Diniz e Abel desafiam "temporada dos estrangeiros" e brigam pela liderança

Abel Braga e Fernando Diniz disputam liderança do Brasileiro em São Paulo x Inter - Ettore Chiereguini/AGIF - Rubens Chiri / saopaulofc.net
Abel Braga e Fernando Diniz disputam liderança do Brasileiro em São Paulo x Inter Imagem: Ettore Chiereguini/AGIF - Rubens Chiri / saopaulofc.net

Marinho Saldanha e Thiago Fernandes

Do UOL, em Porto Alegre e São Paulo

20/01/2021 04h00

Classificação e Jogos

A temporada 2020 começou embalada pelo sucesso de Jorge Jesus no ano anterior. Na esteira de tudo que o português fez pelo Flamengo, vieram apostas e mais apostas em treinadores de fora do Brasil. Mas a 'temporada dos estrangeiros' se encaminha para o fim, com dois brasileiros disputando a liderança no jogo de hoje (20), às 21h30 (de Brasília), entre São Paulo e Internacional, no Morumbi.

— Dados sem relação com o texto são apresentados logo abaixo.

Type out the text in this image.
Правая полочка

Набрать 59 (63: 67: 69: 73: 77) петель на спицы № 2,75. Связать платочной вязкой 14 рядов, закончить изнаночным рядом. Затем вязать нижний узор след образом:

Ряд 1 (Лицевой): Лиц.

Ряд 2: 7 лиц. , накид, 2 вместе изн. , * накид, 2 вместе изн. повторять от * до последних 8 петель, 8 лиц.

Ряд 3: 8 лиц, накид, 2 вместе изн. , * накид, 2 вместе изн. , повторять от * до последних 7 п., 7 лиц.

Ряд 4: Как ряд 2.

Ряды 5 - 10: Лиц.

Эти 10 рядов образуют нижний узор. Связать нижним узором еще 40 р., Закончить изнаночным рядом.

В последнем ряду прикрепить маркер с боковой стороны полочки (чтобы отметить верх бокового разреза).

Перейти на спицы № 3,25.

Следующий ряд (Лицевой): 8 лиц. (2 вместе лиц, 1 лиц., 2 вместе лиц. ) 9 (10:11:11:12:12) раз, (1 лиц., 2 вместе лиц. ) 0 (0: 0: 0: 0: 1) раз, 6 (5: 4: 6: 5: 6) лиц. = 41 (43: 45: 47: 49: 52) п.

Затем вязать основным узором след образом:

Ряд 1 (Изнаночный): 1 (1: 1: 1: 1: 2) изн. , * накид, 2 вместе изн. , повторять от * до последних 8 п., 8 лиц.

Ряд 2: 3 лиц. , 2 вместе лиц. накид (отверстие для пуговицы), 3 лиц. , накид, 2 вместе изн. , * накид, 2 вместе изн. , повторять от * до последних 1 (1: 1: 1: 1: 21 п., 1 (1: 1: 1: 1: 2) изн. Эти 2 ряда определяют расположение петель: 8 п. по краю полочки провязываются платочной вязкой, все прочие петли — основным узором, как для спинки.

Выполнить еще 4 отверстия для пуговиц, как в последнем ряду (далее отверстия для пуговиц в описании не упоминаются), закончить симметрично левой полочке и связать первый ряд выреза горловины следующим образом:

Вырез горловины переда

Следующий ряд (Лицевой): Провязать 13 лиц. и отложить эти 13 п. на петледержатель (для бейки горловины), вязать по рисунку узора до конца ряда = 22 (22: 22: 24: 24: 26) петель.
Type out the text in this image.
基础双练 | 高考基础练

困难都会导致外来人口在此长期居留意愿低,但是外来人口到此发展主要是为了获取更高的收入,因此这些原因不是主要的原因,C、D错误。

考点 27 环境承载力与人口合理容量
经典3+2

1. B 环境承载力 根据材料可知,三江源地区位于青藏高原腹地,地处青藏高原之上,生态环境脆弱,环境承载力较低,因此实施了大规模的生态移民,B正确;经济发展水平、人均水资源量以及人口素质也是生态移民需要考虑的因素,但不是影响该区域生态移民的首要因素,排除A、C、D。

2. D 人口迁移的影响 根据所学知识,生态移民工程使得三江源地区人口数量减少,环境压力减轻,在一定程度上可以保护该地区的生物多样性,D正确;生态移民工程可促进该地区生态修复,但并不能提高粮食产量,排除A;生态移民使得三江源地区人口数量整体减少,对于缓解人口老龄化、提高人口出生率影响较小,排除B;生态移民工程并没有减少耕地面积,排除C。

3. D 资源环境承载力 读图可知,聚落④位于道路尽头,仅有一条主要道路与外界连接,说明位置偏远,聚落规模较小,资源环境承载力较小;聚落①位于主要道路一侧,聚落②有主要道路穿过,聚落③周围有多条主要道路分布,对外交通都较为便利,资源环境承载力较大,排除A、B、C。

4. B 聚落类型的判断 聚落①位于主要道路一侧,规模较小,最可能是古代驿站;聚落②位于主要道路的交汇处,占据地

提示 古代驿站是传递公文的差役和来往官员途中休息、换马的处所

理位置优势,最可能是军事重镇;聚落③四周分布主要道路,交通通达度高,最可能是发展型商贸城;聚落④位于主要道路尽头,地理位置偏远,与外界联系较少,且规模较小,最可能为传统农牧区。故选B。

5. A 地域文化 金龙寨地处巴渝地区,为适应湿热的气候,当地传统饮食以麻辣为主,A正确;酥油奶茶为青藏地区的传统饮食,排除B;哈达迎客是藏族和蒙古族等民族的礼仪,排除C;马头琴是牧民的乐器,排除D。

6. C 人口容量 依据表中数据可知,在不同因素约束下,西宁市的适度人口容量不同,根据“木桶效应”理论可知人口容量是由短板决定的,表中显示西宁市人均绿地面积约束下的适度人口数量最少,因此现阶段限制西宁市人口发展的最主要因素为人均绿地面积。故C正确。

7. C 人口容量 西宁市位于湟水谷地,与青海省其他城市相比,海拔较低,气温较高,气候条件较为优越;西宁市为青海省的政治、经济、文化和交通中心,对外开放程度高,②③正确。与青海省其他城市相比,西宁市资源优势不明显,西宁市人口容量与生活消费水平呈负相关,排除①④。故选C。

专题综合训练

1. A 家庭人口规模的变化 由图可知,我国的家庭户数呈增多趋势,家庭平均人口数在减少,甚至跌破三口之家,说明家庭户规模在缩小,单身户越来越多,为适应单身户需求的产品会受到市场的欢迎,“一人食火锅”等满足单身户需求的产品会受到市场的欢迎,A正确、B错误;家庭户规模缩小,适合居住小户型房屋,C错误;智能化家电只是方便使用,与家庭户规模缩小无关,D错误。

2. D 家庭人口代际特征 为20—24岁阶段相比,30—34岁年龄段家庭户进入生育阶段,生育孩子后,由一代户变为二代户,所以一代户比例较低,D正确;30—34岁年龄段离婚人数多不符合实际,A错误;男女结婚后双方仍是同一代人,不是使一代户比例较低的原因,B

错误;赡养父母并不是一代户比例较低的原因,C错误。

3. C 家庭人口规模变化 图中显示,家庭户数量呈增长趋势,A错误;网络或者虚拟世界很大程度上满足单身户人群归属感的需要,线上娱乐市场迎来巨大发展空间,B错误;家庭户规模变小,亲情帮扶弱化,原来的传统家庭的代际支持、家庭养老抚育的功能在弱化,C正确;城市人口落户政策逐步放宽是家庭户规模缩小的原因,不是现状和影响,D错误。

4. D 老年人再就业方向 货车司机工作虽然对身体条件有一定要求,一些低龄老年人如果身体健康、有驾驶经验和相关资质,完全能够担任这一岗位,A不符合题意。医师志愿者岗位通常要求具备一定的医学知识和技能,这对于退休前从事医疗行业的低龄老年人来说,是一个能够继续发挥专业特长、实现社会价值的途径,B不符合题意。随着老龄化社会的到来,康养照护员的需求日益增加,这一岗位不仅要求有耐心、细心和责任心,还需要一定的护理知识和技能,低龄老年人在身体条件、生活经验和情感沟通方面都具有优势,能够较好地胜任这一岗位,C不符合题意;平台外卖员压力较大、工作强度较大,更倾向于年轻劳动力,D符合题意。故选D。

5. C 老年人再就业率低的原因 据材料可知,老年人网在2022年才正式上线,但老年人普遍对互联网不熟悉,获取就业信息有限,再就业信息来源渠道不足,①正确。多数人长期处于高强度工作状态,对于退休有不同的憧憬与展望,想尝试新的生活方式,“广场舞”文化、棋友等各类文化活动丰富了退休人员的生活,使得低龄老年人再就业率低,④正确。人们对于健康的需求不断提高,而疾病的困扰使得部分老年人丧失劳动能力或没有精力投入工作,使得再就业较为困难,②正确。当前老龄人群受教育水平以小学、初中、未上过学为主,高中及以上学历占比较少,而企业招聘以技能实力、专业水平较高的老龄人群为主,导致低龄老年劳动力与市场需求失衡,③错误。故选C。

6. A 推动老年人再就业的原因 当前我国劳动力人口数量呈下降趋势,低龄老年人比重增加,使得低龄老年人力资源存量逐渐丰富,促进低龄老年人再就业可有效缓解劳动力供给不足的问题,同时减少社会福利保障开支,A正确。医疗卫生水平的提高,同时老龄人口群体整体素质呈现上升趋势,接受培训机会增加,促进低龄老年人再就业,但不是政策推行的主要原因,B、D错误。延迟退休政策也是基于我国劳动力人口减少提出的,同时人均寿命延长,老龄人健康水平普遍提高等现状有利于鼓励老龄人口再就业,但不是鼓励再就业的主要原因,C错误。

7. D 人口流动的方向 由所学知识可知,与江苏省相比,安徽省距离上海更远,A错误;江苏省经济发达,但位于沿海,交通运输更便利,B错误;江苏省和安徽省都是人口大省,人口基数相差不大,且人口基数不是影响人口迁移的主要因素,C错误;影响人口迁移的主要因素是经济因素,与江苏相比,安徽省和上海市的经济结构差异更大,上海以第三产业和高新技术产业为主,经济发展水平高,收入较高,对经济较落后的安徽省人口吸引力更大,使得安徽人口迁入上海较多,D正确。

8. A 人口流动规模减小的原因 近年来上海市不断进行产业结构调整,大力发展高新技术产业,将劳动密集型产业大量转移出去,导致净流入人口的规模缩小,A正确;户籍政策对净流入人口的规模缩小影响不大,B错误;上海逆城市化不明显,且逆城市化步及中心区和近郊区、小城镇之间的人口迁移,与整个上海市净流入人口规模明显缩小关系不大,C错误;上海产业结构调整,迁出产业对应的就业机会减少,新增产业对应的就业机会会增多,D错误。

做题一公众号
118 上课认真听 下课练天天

O duelo da 31ª rodada do Brasileirão coloca frente a frente dois técnicos em momentos diferentes na carreira e em situações opostas nos clubes. Em comum entre eles, apenas a nacionalidade.

Ainda não está nada definido. Abel Ferreira (Palmeiras) e Jorge Sampaoli (Atlético-MG) brigam para honrar o legado de Jesus e manter os treinadores de fora do país no topo. Mas nesta rodada, apenas os brasileiros podem chegar assumir, ou seguir, na liderança.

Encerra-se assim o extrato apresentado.